Dairy farmers, especially the smallholders who keep cows on a hectare or two of farmland, must adapt climate-smart practices or hang up their milk jars. This is because the frequent and prolonged droughts and rising costs of inputs is kicking peasant farmers out of business- if they were really in business in the first place. We used to have seasons of milk glut but now the dairy sector in Kenya is characterised by shortages and high consumer prices.

Does dairy farming really pay? Many mull over this question, from retirees to telephone (or zoom) farmers and those who quit white-collar jobs to venture into dairy business. Some succeed but many rush in, invest in the best of breeds, structures and technology and rush out of the business as the excitement dissipates into disappointed. Meanwhile, peasant farmers with modest ambitions seem to thrive well. So what is the secret? Experts say feed and breed are ultimate variables that must balance off for successful dairy industry. But is it? 

Prospective dairy farmers often ask, “How many litres does this cow produce in a day?” Yet in essence, they also ought to be asking also about the amount and type of feed, hygiene of the habitat, access to clean water etc. Sometimes even reliable labour can be a critical variable.

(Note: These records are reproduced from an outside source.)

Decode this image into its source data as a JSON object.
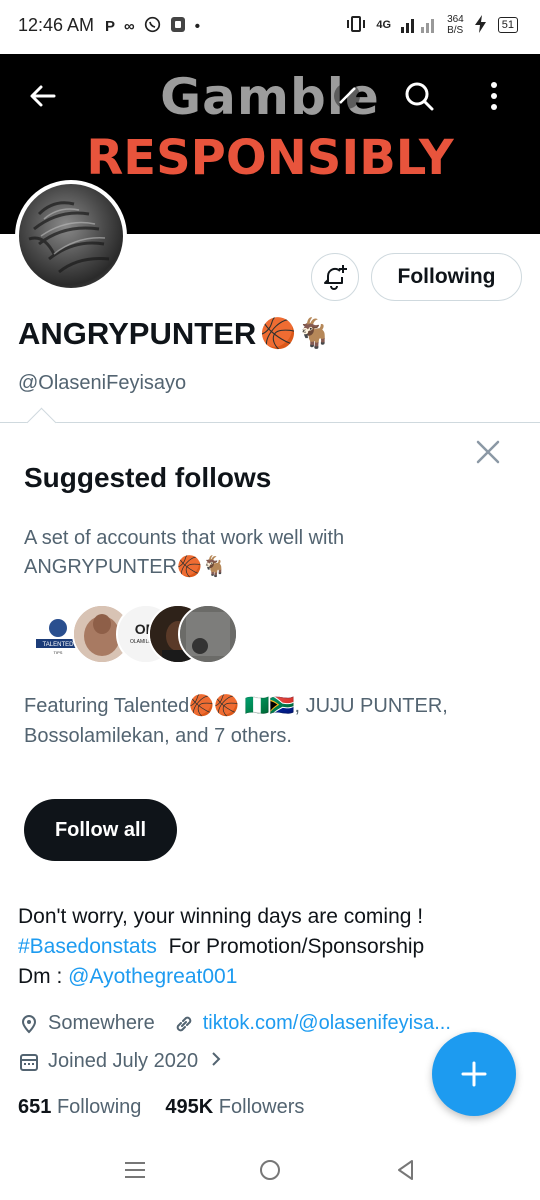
{
  "status_bar": {
    "time": "12:46 AM",
    "left_icons": [
      "p-icon",
      "infinity-icon",
      "whatsapp-icon",
      "app-icon",
      "dot-icon"
    ],
    "network": "4G",
    "speed_value": "364",
    "speed_unit": "B/S",
    "battery": "51"
  },
  "banner": {
    "line1": "Gamble",
    "line2": "RESPONSIBLY"
  },
  "profile": {
    "display_name": "ANGRYPUNTER",
    "display_emojis": "🏀🐐",
    "handle": "@OlaseniFeyisayo",
    "following_button": "Following"
  },
  "suggested": {
    "title": "Suggested follows",
    "description_prefix": "A set of accounts that work well with",
    "description_name": "ANGRYPUNTER",
    "description_emojis": "🏀🐐",
    "face_labels": [
      "TALENTED TIPS",
      "",
      "OM OLAMILEKAN",
      "",
      ""
    ],
    "featuring_prefix": "Featuring Talented",
    "featuring_emojis": "🏀🏀 🇳🇬🇿🇦",
    "featuring_suffix": ", JUJU PUNTER,",
    "featuring_line2": "Bossolamilekan, and 7 others.",
    "follow_all": "Follow all"
  },
  "bio": {
    "line1": "Don't worry, your winning days are coming !",
    "hashtag": "#Basedonstats",
    "line2_rest": "  For Promotion/Sponsorship",
    "line3_prefix": "Dm : ",
    "mention": "@Ayothegreat001"
  },
  "meta": {
    "location": "Somewhere",
    "website": "tiktok.com/@olasenifeyisa...",
    "joined": "Joined July 2020"
  },
  "counts": {
    "following_num": "651",
    "following_label": "Following",
    "followers_num": "495K",
    "followers_label": "Followers"
  },
  "colors": {
    "accent": "#1d9bf0",
    "text": "#0f1419",
    "secondary": "#536471",
    "banner_red": "#e8543c"
  }
}
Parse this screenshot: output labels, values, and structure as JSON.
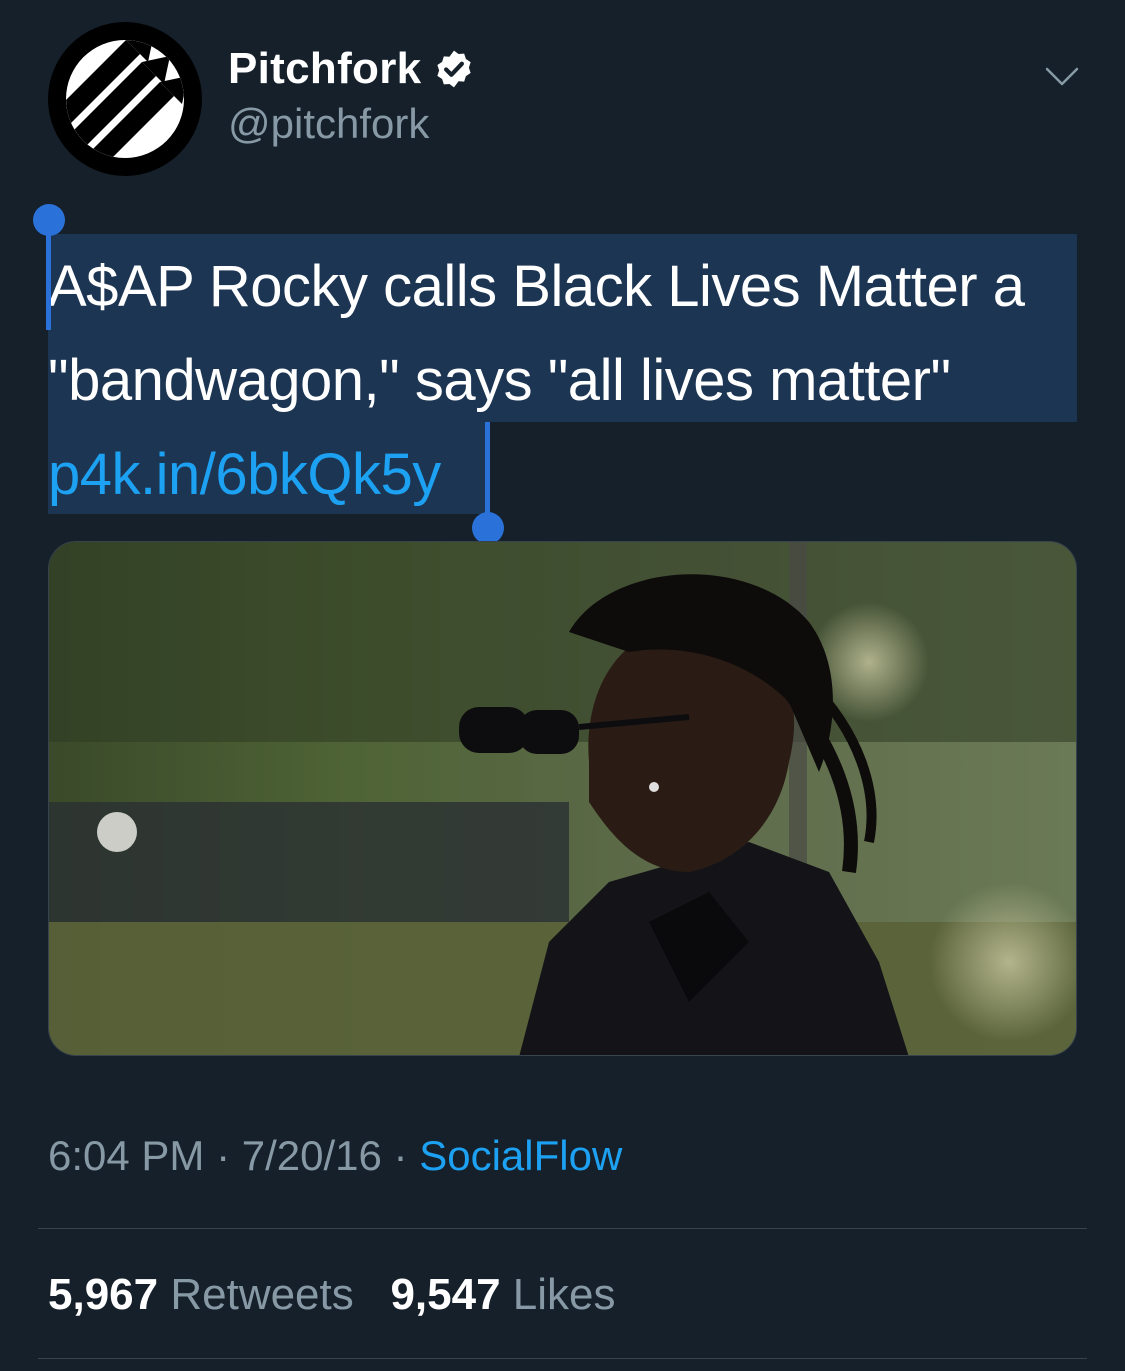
{
  "author": {
    "display_name": "Pitchfork",
    "handle": "@pitchfork",
    "verified": true,
    "avatar_icon": "pitchfork-logo-icon"
  },
  "tweet": {
    "text": "A$AP Rocky calls Black Lives Matter a \"bandwagon,\" says \"all lives matter\"",
    "link": "p4k.in/6bkQk5y"
  },
  "meta": {
    "time": "6:04 PM",
    "separator": " · ",
    "date": "7/20/16",
    "source": "SocialFlow"
  },
  "stats": {
    "retweets_count": "5,967",
    "retweets_label": "Retweets",
    "likes_count": "9,547",
    "likes_label": "Likes"
  },
  "colors": {
    "background": "#15202b",
    "link": "#1da1f2",
    "secondary_text": "#8899a6",
    "selection": "#1c3553",
    "selection_handle": "#2a72d9"
  }
}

A small-scale farmer will easily break even by feeding cows with forages that are readily available on the farm- those natural weeds and bushes or some legumes they have grown. Their unsophisticated strategy of getting the best they can from what the cows freely browse, is impressive.

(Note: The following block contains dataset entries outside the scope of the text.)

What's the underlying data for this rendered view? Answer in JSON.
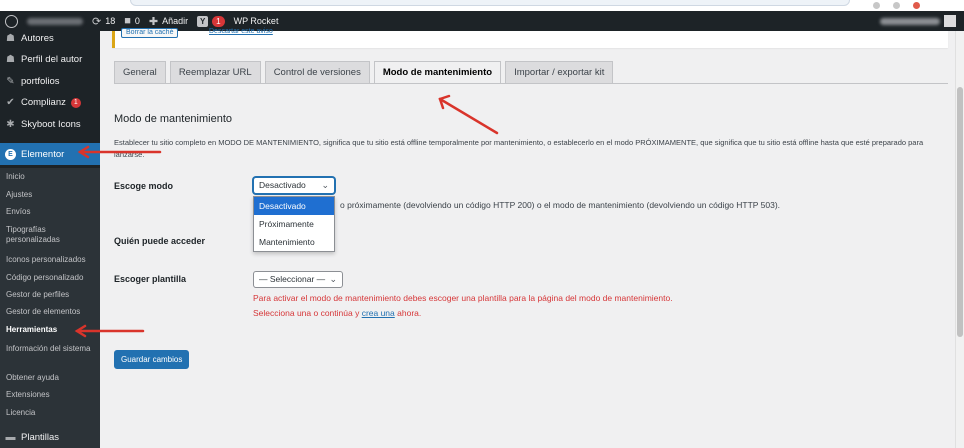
{
  "adminbar": {
    "comments_count": "18",
    "pending_count": "0",
    "add_new": "Añadir",
    "yoast_badge": "1",
    "plugin": "WP Rocket"
  },
  "sidebar": {
    "items": [
      {
        "label": "Autores",
        "icon": "users-icon"
      },
      {
        "label": "Perfil del autor",
        "icon": "users-icon"
      },
      {
        "label": "portfolios",
        "icon": "pin-icon"
      },
      {
        "label": "Complianz",
        "icon": "check-icon",
        "badge": "1"
      },
      {
        "label": "Skyboot Icons",
        "icon": "gear-icon"
      },
      {
        "label": "Elementor",
        "icon": "elementor-icon"
      }
    ],
    "submenu": [
      "Inicio",
      "Ajustes",
      "Envíos",
      "Tipografías personalizadas",
      "Iconos personalizados",
      "Código personalizado",
      "Gestor de perfiles",
      "Gestor de elementos",
      "Herramientas",
      "Información del sistema",
      "Obtener ayuda",
      "Extensiones",
      "Licencia"
    ],
    "last_item": {
      "label": "Plantillas",
      "icon": "folder-icon"
    }
  },
  "notice": {
    "button": "Borrar la caché",
    "link": "Descartar este aviso"
  },
  "tabs": [
    "General",
    "Reemplazar URL",
    "Control de versiones",
    "Modo de mantenimiento",
    "Importar / exportar kit"
  ],
  "active_tab": "Modo de mantenimiento",
  "section": {
    "title": "Modo de mantenimiento",
    "description": "Establecer tu sitio completo en MODO DE MANTENIMIENTO, significa que tu sitio está offline temporalmente por mantenimiento, o establecerlo en el modo PRÓXIMAMENTE, que significa que tu sitio está offline hasta que esté preparado para lanzarse."
  },
  "fields": {
    "mode": {
      "label": "Escoge modo",
      "value": "Desactivado",
      "options": [
        "Desactivado",
        "Próximamente",
        "Mantenimiento"
      ],
      "help": "o próximamente (devolviendo un código HTTP 200) o el modo de mantenimiento (devolviendo un código HTTP 503)."
    },
    "access": {
      "label": "Quién puede acceder"
    },
    "template": {
      "label": "Escoger plantilla",
      "value": "— Seleccionar —",
      "error_line1": "Para activar el modo de mantenimiento debes escoger una plantilla para la página del modo de mantenimiento.",
      "error_line2_before": "Selecciona una o continúa y ",
      "error_link": "crea una",
      "error_line2_after": " ahora."
    }
  },
  "save_button": "Guardar cambios",
  "colors": {
    "admin_bg": "#1d2327",
    "accent": "#2271b1",
    "error": "#d63638",
    "arrow": "#d9342b"
  }
}
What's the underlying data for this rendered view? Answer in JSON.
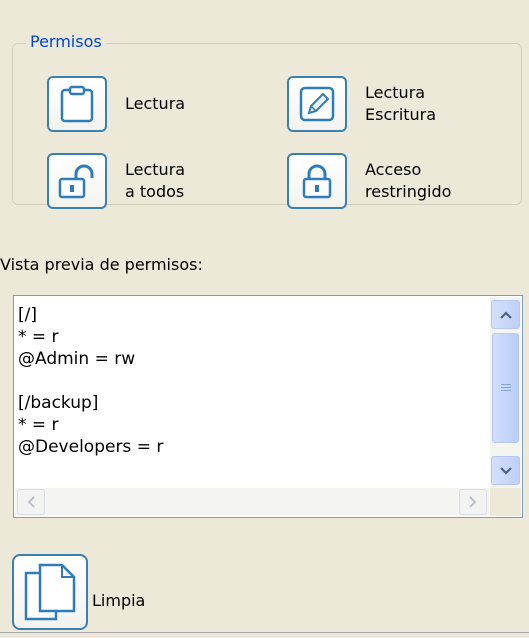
{
  "permissions": {
    "legend": "Permisos",
    "buttons": [
      {
        "label": "Lectura",
        "icon": "clipboard-icon"
      },
      {
        "label": "Lectura\nEscritura",
        "icon": "edit-pencil-icon"
      },
      {
        "label": "Lectura\na todos",
        "icon": "unlocked-padlock-icon"
      },
      {
        "label": "Acceso\nrestringido",
        "icon": "padlock-icon"
      }
    ]
  },
  "preview": {
    "label": "Vista previa de permisos:",
    "text": "[/]\n* = r\n@Admin = rw\n\n[/backup]\n* = r\n@Developers = r"
  },
  "clear": {
    "label": "Limpia",
    "icon": "documents-icon"
  },
  "colors": {
    "accent_border": "#3c7fb1",
    "legend_text": "#0046d5",
    "background": "#ece9d8"
  }
}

It is the same strategy that Kenya Agricultural and Livestock Research Organisation, (Kalro), international NGOs and Self Help Africa, calls forage-based dairy system.

The idea is to develop breeds of cattle that easily adapt to on-farm feeding using climate smart forages. Farmers are encouraged to plant lucerne (including lucerne trees), napier, sweet potato vines, sorghum and other tree or shrub for the benefit of the livestock. Doing so cuts down use of concentrates purchased from the shops by up to 90 per cent, thus dramatically reducing production costs and increasing profitability.

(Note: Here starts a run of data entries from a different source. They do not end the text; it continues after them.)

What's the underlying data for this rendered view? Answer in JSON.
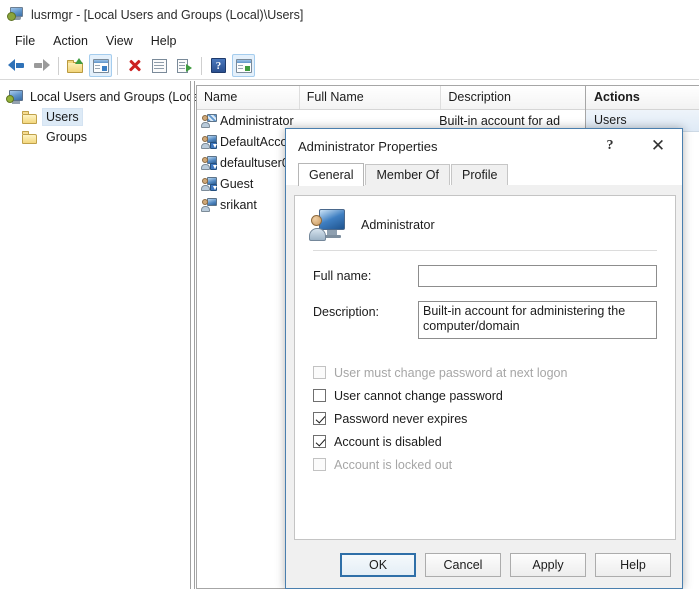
{
  "window": {
    "title": "lusrmgr - [Local Users and Groups (Local)\\Users]",
    "icon": "mmc-console-icon"
  },
  "menubar": {
    "items": [
      {
        "label": "File"
      },
      {
        "label": "Action"
      },
      {
        "label": "View"
      },
      {
        "label": "Help"
      }
    ]
  },
  "toolbar": {
    "buttons": [
      {
        "name": "back-icon",
        "title": "Back"
      },
      {
        "name": "forward-icon",
        "title": "Forward"
      },
      {
        "name": "up-one-level-icon",
        "title": "Up One Level"
      },
      {
        "name": "show-hide-console-tree-icon",
        "title": "Show/Hide Console Tree"
      },
      {
        "name": "delete-icon",
        "title": "Delete"
      },
      {
        "name": "properties-icon",
        "title": "Properties"
      },
      {
        "name": "export-list-icon",
        "title": "Export List"
      },
      {
        "name": "help-icon",
        "title": "Help"
      },
      {
        "name": "show-hide-action-pane-icon",
        "title": "Show/Hide Action Pane"
      }
    ],
    "help_glyph": "?"
  },
  "tree": {
    "root": {
      "label": "Local Users and Groups (Local)",
      "icon": "computer-icon"
    },
    "children": [
      {
        "label": "Users",
        "icon": "folder-icon",
        "selected": true
      },
      {
        "label": "Groups",
        "icon": "folder-icon",
        "selected": false
      }
    ]
  },
  "list": {
    "columns": [
      {
        "label": "Name"
      },
      {
        "label": "Full Name"
      },
      {
        "label": "Description"
      }
    ],
    "rows": [
      {
        "name": "Administrator",
        "full_name": "",
        "description": "Built-in account for ad",
        "icon": "user-admin-icon"
      },
      {
        "name": "DefaultAcco",
        "full_name": "",
        "description": "",
        "icon": "user-icon"
      },
      {
        "name": "defaultuser0",
        "full_name": "",
        "description": "",
        "icon": "user-icon"
      },
      {
        "name": "Guest",
        "full_name": "",
        "description": "",
        "icon": "user-icon"
      },
      {
        "name": "srikant",
        "full_name": "",
        "description": "",
        "icon": "user-icon"
      }
    ]
  },
  "actions": {
    "title": "Actions",
    "subtitle": "Users"
  },
  "dialog": {
    "title": "Administrator Properties",
    "help_button": "?",
    "close_button": "✕",
    "tabs": [
      {
        "label": "General",
        "active": true
      },
      {
        "label": "Member Of",
        "active": false
      },
      {
        "label": "Profile",
        "active": false
      }
    ],
    "account_name": "Administrator",
    "account_icon": "user-large-icon",
    "fields": [
      {
        "label": "Full name:",
        "value": "",
        "placeholder": ""
      },
      {
        "label": "Description:",
        "value": "Built-in account for administering the computer/domain",
        "placeholder": ""
      }
    ],
    "checkboxes": [
      {
        "label": "User must change password at next logon",
        "checked": false,
        "disabled": true
      },
      {
        "label": "User cannot change password",
        "checked": false,
        "disabled": false
      },
      {
        "label": "Password never expires",
        "checked": true,
        "disabled": false
      },
      {
        "label": "Account is disabled",
        "checked": true,
        "disabled": false
      },
      {
        "label": "Account is locked out",
        "checked": false,
        "disabled": true
      }
    ],
    "buttons": [
      {
        "label": "OK",
        "default": true
      },
      {
        "label": "Cancel",
        "default": false
      },
      {
        "label": "Apply",
        "default": false
      },
      {
        "label": "Help",
        "default": false
      }
    ]
  },
  "colors": {
    "dialog_border": "#4a7fae",
    "default_button_border": "#2f6fa8",
    "selection": "#ddeaf6",
    "actions_subtitle_bg": "#dfeaf6"
  }
}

SNV, the Netherlands NGO that works with dairy farmers, calls this “on-farm investment”. That said, it is worth noting that it takes considerably compromises to achieve profitability in dairy farming.

Forage conservation

The Friesian breed, for example, is known for high milk yield. But it also eats a lot. The Sahiwal eats less and produces less milk. The middle ground, which suits the small-scale farmer, is a cross-breed that involves the hardy Sahiwal breed. This is what more than 800 small scale farmers, from Nakuru and Nyandarua Counties, recently learnt from a dairy open day at Kalro, Naivasha.

The Innovation Support Unit at Kalro has managed to rank animals in Kenya and imported genetics according to their suitability for the Kenyan production system. They were able to showcase the different cross-breeds from the Sahiwals and to sensitise farmers on forage conservation for the long dry seasons. 

The cross breeding of the indigenous long-horned Ankole cattle with some exotic breeds certainly holds the secret to success in dairy keeping. Despite remarkable efforts by government and donors to turn around the fortunes of dairy farmers in Kenya, the road to self-sufficiency in milk production and subsequently improved food security in Kenya, is still long. That is why we still import a lot of milk from Uganda.

There are gaps in capacity building, provision of extension services and social inclusion, especially among the youth. We need to bring back the glory of our dairy industry that saw us in the past convert milk into powder milk during times of plenty. In this elections season, we need to hear from politicians on their strategies for strengthening this sector in the campaigns and debates. Dairy farming matters and it can pay.